Hay obras que van más allá del cemento y el acero. La instalación de tres marquesinas en los andenes de la estación de Paiporta de Metrovalencia podría parecer, a primera vista, un detalle menor. Pero en un municipio que lo perdió todo la tarde del 29 de octubre de 2024, cada elemento que regresa a su lugar es una pequeña victoria colectiva. Ferrocarrils de la Generalitat Valenciana (FGV) ha completado la instalación de estas nuevas estructuras de protección, que cubren ya los dos andenes de la estación y ponen el broche final a una reconstrucción sin precedentes en la historia del transporte público valenciano.
Una estación nueva sobre las cenizas de la riada
La DANA dejó la estación de Paiporta en un estado irreparable. El edificio quedó completamente inservible tras las inundaciones: las inspecciones técnicas determinaron que los daños en estructuras, cimentaciones y pilares eran irreparables, lo que obligó al derribo total de las instalaciones. No hubo otra opción que empezar desde cero. En su lugar, FGV optó por construir una estación moderna y adaptada al siglo XXI.
Las obras se ejecutaron con un ritmo acelerado, a tres turnos diarios, incluidos festivos, con el objetivo de recuperar la normalidad para los vecinos lo antes posible. El resultado es una infraestructura completamente renovada que abrió sus puertas el 27 de junio de 2025, ocho meses después de la catástrofe, con ascensores, mejor accesibilidad y un diseño integrado en el entorno urbano. La inversión en el nuevo edificio principal y los andenes superó los seis millones de euros.

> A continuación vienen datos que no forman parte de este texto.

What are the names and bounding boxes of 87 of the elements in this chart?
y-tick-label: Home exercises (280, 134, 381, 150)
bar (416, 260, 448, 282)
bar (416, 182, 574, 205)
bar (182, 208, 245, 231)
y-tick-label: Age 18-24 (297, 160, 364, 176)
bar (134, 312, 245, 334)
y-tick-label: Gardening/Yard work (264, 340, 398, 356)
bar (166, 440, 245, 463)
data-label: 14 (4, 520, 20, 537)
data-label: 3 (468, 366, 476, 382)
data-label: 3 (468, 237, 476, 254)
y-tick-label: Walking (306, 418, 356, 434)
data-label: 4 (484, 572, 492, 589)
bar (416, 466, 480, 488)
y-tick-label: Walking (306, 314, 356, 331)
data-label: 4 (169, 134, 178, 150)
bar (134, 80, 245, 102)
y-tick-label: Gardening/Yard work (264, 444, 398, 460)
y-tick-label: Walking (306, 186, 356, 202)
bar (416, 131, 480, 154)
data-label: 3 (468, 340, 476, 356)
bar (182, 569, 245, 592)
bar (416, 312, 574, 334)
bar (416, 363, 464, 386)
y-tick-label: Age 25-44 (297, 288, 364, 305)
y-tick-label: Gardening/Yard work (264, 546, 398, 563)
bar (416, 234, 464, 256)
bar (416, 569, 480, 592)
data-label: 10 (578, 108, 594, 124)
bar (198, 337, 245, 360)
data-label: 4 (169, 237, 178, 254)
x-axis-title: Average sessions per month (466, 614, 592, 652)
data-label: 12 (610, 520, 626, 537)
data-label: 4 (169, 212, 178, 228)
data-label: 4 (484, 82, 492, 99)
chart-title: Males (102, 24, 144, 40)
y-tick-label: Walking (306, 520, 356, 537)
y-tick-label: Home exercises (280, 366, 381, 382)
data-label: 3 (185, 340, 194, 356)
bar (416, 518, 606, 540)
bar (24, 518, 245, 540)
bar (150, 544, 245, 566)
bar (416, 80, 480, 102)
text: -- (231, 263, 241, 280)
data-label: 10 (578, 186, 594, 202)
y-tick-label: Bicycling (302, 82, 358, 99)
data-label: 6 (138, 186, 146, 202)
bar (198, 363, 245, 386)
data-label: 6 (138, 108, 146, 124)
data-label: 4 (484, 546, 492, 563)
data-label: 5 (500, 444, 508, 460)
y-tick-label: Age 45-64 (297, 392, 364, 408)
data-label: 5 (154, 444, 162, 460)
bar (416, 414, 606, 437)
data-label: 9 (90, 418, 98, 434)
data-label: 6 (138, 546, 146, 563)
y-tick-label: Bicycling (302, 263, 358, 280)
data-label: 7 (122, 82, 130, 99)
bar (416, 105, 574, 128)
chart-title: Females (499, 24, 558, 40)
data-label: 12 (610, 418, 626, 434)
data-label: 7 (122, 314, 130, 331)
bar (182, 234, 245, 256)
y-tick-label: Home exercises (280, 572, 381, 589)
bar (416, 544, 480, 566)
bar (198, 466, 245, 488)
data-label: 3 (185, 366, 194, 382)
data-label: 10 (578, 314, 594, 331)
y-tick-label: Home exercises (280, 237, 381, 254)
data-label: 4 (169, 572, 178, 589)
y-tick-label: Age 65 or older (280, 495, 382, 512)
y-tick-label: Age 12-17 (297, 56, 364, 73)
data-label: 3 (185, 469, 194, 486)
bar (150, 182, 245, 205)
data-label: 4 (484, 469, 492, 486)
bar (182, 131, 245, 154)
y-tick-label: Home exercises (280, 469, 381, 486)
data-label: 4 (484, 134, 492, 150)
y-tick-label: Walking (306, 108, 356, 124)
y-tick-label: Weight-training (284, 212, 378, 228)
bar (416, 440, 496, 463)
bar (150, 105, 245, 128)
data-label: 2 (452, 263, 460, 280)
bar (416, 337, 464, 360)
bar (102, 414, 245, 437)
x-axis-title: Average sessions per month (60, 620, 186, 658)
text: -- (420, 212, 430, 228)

Las marquesinas, la última pieza del puzle
Fue precisamente en junio cuando FGV comenzó a instalar las tres nuevas marquesinas que culminan el conjunto. Una de ellas se sitúa en el andén del edificio principal, en dirección a València; las otras dos, en el andén de enfrente, orientado hacia Torrent y Castelló. Lejos de ser elementos auxiliares, estas estructuras han quedado integradas en el diseño de la nueva estación, formando parte de una imagen renovada y coherente que nada tiene que ver con lo que el agua arrasó aquella tarde de octubre.
Para los viajeros habituales — cerca de 1,7 millones de pasajeros utilizan esta infraestructura cada año — la diferencia es tangible. Esperar el metro a la intemperie o bajo una cubierta que protege del sol y de la lluvia no es un capricho: es confort básico, y durante meses fue un lujo inexistente.
El puente sobre el barranco, otra obra clave
La recuperación de la estación no podría entenderse sin su complemento imprescindible: el puente ferroviario sobre el barranco del Poyo. También se reconstruyó el viaducto ferroviario sobre el barranco del Poyo, esencial para garantizar la continuidad del servicio ferroviario a su paso por la localidad. FGV ejecutó esta rehabilitación con una inversión que supera los cinco millones de euros, en una actuación que, además, incorpora una pasarela peatonal que conecta Paiporta con Picanya.
Ambas intervenciones —estación y puente— fueron el paso imprescindible para recuperar primero el servicio hasta Torrent en las Líneas 2 y 7, y posteriormente extenderlo hasta Castelló, destino final de la Línea 1 en su recorrido Bétera-Castelló. La reapertura del tramo València Sud-Castelló permitió el restablecimiento completo de las líneas 1, 2 y 7.
El regreso del metro, símbolo de recuperación
En total, se ejecutaron 27 contratos de obra y participaron 500 trabajadores, que sumaron 275.000 horas de trabajo para devolver a la red su plena operatividad. La inversión total para el conjunto de actuaciones en la red asciende a 140 millones de euros. Una cifra que ilustra la magnitud real de lo que la DANA destruyó, pero también la determinación de reconstruirlo.
Entre las novedades más simbólicas de la nueva estación destaca la creación de un mirador conmemorativo integrado en las instalaciones, impulsado por la propia dirección de obra para recordar el 29 de octubre de 2024. El espacio cuenta con un banco de 10,29 metros de longitud, en alusión al día y el mes de la catástrofe, así como varias distancias simbólicas entre elementos que hacen referencia al año de la reconstrucción. Un recordatorio discreto, pero poderoso, de que la infraestructura que hoy protege a los viajeros bajo sus nuevas marquesinas nació de la peor tragedia que ha vivido la comarca en décadas. Y que, a veces, reconstruir es también una forma de no olvidar.